Semua ini akan terjadi, bila kita tidak mulai bertindak saat ini !!
Mungkin hanya tenaga matahari dan tenaga nuklir bentuk energi yang dapat menggantikan fungsi minyak bumi..
Bila kita tidak bisa melakukan kontrol diri akan kecanduan minyak… maka dialah yang akan menguasai kita..!
Fakta sejarah mengatakan bahwa perubahan peradaban selalu dipicu oleh terjadinya suatu bencana..
Kebudayaan Mataram kuno punah akibat energi yang disemburkan oleh
Merapi,..Peradaban Maya punah akibat bencana yang diakibatkan energi
keserakahan manusia untuk penguasaan sumber daya alam..
Revolusi Industri yang dipicu penemuan pemanfaatan Iron dan Coal bagi
peralatan dan penggerak mesin industri.. merubah peradaban dunia…
disamping manfaat, juga membawa kesengsaraan dengan bangkitnya semangat
imperialisme modern.
Perang Dunia 2, adalah bencana yang dahsyat, yang membawa kesengsaraan
bagi umat manusia,.. akibat nafsu keserakahan untuk penguasaan SDA dan
sumber energy.. membawa perubahan bentuk baru peradaban.
Indonesia Vs Oil
Statistik saat ini mengatakan bahwa Indonesia memiliki cadangan minyak
bumi yang terbukti (proven reserve sekitar) sekitar 3 milyar BBL
(barrel).
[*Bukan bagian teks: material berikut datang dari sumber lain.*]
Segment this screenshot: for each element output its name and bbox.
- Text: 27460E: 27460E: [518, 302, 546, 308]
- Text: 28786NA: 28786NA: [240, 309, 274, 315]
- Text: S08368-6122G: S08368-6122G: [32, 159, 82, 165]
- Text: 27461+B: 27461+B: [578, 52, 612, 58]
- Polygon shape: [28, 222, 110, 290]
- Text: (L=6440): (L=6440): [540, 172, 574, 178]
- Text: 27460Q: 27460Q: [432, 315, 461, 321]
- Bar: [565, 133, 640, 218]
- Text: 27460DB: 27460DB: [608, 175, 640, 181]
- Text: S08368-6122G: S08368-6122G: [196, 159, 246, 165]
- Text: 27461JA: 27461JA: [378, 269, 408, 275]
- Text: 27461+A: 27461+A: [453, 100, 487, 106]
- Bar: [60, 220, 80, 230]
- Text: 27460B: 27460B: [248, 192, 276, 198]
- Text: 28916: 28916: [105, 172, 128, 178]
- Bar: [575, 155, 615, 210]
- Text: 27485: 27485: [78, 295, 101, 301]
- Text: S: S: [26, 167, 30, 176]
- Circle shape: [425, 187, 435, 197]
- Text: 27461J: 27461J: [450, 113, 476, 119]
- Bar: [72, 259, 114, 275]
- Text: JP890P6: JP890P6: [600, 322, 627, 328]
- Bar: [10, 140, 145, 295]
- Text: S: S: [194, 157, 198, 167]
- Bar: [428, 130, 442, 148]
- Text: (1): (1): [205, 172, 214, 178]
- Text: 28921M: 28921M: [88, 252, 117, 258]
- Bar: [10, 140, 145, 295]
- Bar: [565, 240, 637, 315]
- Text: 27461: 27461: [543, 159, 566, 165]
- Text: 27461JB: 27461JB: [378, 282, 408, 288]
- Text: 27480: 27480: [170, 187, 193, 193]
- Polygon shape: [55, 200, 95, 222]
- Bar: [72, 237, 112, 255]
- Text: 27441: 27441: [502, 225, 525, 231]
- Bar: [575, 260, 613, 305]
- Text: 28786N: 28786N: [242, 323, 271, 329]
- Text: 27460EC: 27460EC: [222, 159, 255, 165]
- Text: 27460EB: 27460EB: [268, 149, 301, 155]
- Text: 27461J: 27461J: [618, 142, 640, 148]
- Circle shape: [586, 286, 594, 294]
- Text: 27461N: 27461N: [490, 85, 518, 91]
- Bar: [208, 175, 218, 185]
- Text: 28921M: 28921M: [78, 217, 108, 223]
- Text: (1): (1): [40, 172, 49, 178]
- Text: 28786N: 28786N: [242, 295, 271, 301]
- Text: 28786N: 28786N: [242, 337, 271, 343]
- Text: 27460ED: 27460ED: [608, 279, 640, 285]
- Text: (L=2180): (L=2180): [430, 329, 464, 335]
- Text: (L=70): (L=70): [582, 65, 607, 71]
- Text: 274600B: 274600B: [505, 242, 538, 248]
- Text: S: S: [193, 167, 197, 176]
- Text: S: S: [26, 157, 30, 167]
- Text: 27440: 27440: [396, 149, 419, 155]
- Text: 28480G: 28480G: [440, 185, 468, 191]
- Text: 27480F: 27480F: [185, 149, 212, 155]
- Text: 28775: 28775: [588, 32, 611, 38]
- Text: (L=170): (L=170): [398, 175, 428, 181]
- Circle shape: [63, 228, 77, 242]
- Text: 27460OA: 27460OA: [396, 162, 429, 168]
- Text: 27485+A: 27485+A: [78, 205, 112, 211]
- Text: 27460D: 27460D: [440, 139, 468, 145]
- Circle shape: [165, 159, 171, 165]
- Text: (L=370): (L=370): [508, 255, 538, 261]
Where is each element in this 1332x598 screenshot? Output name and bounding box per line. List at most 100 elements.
Saat ini Indonesia memiliki kapasitas pengolahan minyak mentah
sekitar 1 juta BOPD (barrel oil per day),.. dan produksi minyak mentah
sekitar 900,000 BOPD.
Dari 900,000 BOPD yang dapat diproses oleh kilang didalam negeri hanya
sekitar 600,000 BOPD, dan untuk kekurangan pasokan kilangnya Indonesia
saat ini impor minyak mentah sekitar 400,000 BOPD.
Konsumsi Indonesia saat ini akan White Product (Premium, Solar,
Kerosene, Avtur etc).. sekitar 1.3-1.4juta BOPD, sedangkan kapasitas
kilang hanya 1 juta BOPD,.. jadi indonesia harus impor sekitar 300-400
ribu BOPD untuk menutup kekurangannya.
Bila tidak ditemukan cadangan baru, …sisa cadangan tebukti yang katanya
sebanyak sekitar 3 milyar BBL, …..bila diproduksi sekitar 1 juta
barrel/hari.. akan habis sekitar 10 tahun lagi, dan pada saat itu Indonesia akan menjadi 100% oil net importer ???
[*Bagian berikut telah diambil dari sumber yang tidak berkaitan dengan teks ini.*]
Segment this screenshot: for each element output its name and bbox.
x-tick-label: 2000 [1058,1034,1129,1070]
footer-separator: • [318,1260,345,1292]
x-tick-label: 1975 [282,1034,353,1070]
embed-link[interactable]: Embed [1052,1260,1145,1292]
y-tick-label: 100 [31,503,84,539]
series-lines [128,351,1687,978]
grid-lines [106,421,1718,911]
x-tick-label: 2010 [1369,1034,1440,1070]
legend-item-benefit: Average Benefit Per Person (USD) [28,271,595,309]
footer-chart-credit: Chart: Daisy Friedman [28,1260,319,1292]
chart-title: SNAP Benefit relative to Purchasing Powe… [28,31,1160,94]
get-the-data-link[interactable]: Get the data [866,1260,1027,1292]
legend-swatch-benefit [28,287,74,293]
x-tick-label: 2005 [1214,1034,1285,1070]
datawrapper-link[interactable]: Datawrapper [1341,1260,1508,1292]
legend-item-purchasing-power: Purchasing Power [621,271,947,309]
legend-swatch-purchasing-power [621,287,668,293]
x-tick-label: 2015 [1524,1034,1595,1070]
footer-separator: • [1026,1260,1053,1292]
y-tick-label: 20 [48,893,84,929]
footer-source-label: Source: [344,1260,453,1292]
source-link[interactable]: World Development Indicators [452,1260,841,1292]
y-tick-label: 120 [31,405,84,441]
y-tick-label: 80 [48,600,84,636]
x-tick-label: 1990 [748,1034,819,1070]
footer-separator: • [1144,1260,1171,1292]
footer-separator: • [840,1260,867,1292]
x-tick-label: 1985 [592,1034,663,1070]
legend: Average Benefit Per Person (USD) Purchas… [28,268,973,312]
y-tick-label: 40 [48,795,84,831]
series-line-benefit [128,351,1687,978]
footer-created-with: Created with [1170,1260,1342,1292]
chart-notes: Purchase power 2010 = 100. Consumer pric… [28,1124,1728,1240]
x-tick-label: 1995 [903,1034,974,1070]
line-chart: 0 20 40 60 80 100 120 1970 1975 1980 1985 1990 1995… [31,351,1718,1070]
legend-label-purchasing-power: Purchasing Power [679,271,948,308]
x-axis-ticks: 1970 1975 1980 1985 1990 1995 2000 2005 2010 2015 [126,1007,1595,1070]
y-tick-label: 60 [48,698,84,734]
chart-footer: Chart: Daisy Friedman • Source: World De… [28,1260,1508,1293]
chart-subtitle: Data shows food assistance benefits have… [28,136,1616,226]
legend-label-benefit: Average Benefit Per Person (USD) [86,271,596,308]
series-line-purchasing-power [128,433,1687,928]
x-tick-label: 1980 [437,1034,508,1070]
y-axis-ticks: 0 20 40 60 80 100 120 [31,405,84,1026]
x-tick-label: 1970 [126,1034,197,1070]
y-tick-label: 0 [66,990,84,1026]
Apa yang harus kita lakukan?? Apa antisipasi kita ???
Apa alternative product yang bisa menggantikan kebutuhan akan product
jadi minyak (premium, solar,kerosene, avtur) sebanyak 1.4 juta BOPD dan
cenderung konsumsi akan terus meningkat ???
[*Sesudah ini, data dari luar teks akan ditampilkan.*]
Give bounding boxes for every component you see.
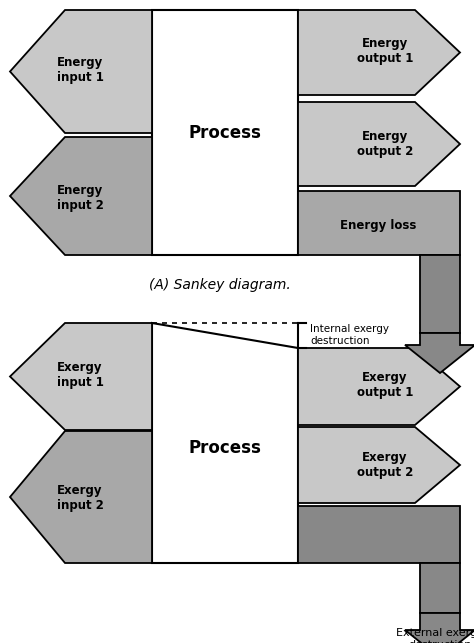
Polygon shape [298,10,460,95]
Text: (A) Sankey diagram.: (A) Sankey diagram. [149,278,291,292]
Text: Process: Process [189,124,262,142]
Polygon shape [405,613,474,643]
Text: Process: Process [189,439,262,457]
Polygon shape [10,431,152,563]
Polygon shape [298,427,460,503]
Bar [152,10,298,255]
Text: Exergy
input 2: Exergy input 2 [56,484,103,512]
Bar [298,191,460,255]
Text: Internal exergy
destruction: Internal exergy destruction [310,324,389,346]
Bar [298,506,460,563]
Polygon shape [10,137,152,255]
Polygon shape [10,10,152,133]
Polygon shape [152,323,298,563]
Text: External exergy
destruction: External exergy destruction [396,628,474,643]
Text: Energy loss: Energy loss [340,219,416,231]
Text: Energy
output 2: Energy output 2 [357,130,413,158]
Text: Energy
input 2: Energy input 2 [56,184,103,212]
Text: Energy
output 1: Energy output 1 [357,37,413,65]
Bar [420,563,460,613]
Polygon shape [10,323,152,430]
Bar [420,255,460,333]
Text: Exergy
input 1: Exergy input 1 [56,361,103,389]
Text: Exergy
output 1: Exergy output 1 [357,371,413,399]
Polygon shape [405,333,474,373]
Text: Energy
input 1: Energy input 1 [56,56,103,84]
Polygon shape [298,348,460,425]
Polygon shape [298,102,460,186]
Text: Exergy
output 2: Exergy output 2 [357,451,413,479]
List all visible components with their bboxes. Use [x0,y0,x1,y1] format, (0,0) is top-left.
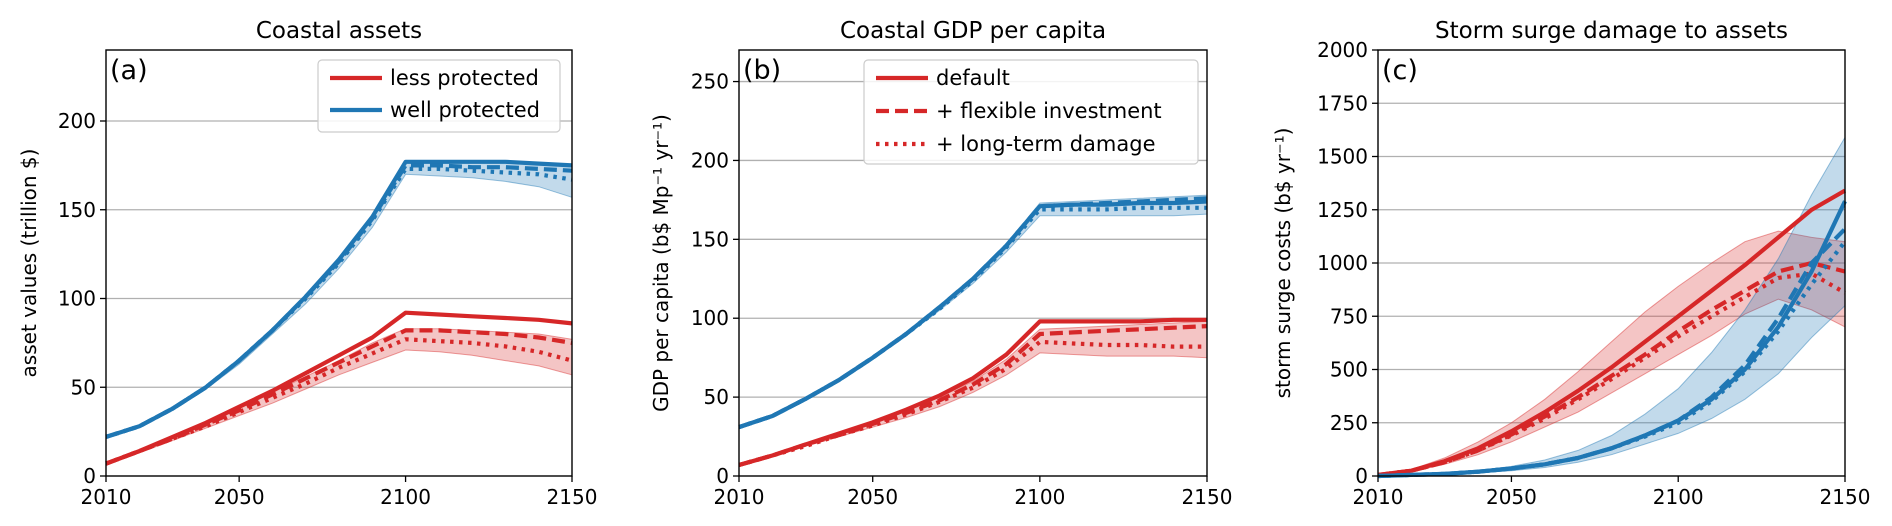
x-tick-label: 2150 [1820,485,1871,509]
legend: default + flexible investment + long-term … [863,59,1199,165]
panel-b: 2010 2050 2100 2150 0 50 100 150 200 250 Coastal G… [649,18,1232,509]
x-tick-label: 2150 [1182,485,1233,509]
x-tick-label: 2100 [380,485,431,509]
series-line-dotted [738,339,1207,468]
series-line-dashed [738,196,1208,430]
legend-label: less protected [390,66,539,90]
series-line-dashed [105,163,573,439]
legend-label: + flexible investment [936,99,1162,123]
x-tick-label: 2100 [1014,485,1065,509]
series-line-solid [105,159,573,439]
y-tick-label: 750 [1330,304,1368,328]
y-tick-label: 100 [58,287,96,311]
x-tick-label: 2100 [1653,485,1704,509]
y-axis-label: GDP per capita (b$ Mp⁻¹ yr⁻¹) [649,114,673,412]
y-tick-label: 1000 [1317,251,1368,275]
panel-c: 2010 2050 2100 2150 0 250 500 750 1000 1250 1500 17… [1271,18,1870,509]
x-tick-label: 2150 [547,485,598,509]
y-tick-label: 0 [83,464,96,488]
legend-box [863,59,1199,165]
panel-label: (b) [743,55,781,86]
axes-frame [105,49,573,477]
y-tick-label: 250 [691,70,729,94]
uncertainty-band [105,161,573,438]
legend: less protected well protected [317,59,561,133]
y-tick-label: 1500 [1317,145,1368,169]
legend-label: + long-term damage [936,132,1156,156]
panel-label: (c) [1382,55,1418,86]
uncertainty-band [1377,135,1846,477]
panel-title: Coastal assets [256,18,422,44]
y-tick-label: 1250 [1317,198,1368,222]
y-tick-label: 1750 [1317,91,1368,115]
series-line-dotted [1377,240,1847,479]
x-tick-label: 2010 [714,485,765,509]
x-tick-label: 2010 [1353,485,1404,509]
y-tick-label: 50 [704,385,729,409]
series-line-solid [738,199,1208,430]
y-tick-label: 200 [58,109,96,133]
y-axis-label: asset values (trillion $) [17,149,41,378]
y-tick-label: 500 [1330,358,1368,382]
panel-title: Storm surge damage to assets [1435,18,1788,44]
panel-title: Coastal GDP per capita [840,18,1106,44]
x-tick-label: 2010 [81,485,132,509]
x-tick-label: 2050 [1486,485,1537,509]
panel-label: (a) [110,55,148,86]
y-axis-label: storm surge costs (b$ yr⁻¹) [1271,128,1295,399]
series-line-dashed [1377,260,1846,477]
legend-label: default [936,66,1010,90]
y-tick-label: 200 [691,148,729,172]
x-tick-label: 2050 [847,485,898,509]
y-tick-label: 0 [716,464,729,488]
y-tick-label: 250 [1330,411,1368,435]
series-line-dotted [738,205,1207,430]
y-tick-label: 0 [1355,464,1368,488]
axes-frame [738,49,1208,477]
y-tick-label: 150 [691,227,729,251]
panel-a: 2010 2050 2100 2150 0 50 100 150 200 Coastal asse… [17,18,597,509]
series-line-dotted [105,337,573,466]
uncertainty-band [105,328,573,465]
legend-label: well protected [390,98,540,122]
y-tick-label: 100 [691,306,729,330]
y-tick-label: 150 [58,198,96,222]
series-line-dotted [105,166,573,439]
y-tick-label: 50 [71,375,96,399]
x-tick-label: 2050 [214,485,265,509]
series-line-dotted [1377,271,1847,477]
y-tick-label: 2000 [1317,38,1368,62]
Apa antisipasi kita bila kita tidak bisa mengimpor 400,000 BOPD minyak
mentah, karena terjadi perang di Timur Tengah…?? apakah kita sudah punya
security crude oil feed-stock supply.. agar kilang-kilang minyak kita
tetap berjalan..!!
Apa kita semua sudah memikirkan hal tersebut??
Atau hanya asyik debat yang tak ada ujung pangkal-nya,… asyik dengan
bermain sinetron”power game” hanya untuk tujuan kekuasaan semata, …dan
biaya coco-meo tersebut not-bene sebagian juga dibiayai oleh duit
negara..alias duit rakyat……yang tidak memberikan solusi yang jelas bagi
masa depan dan kesejahteraan bagi rakyat…????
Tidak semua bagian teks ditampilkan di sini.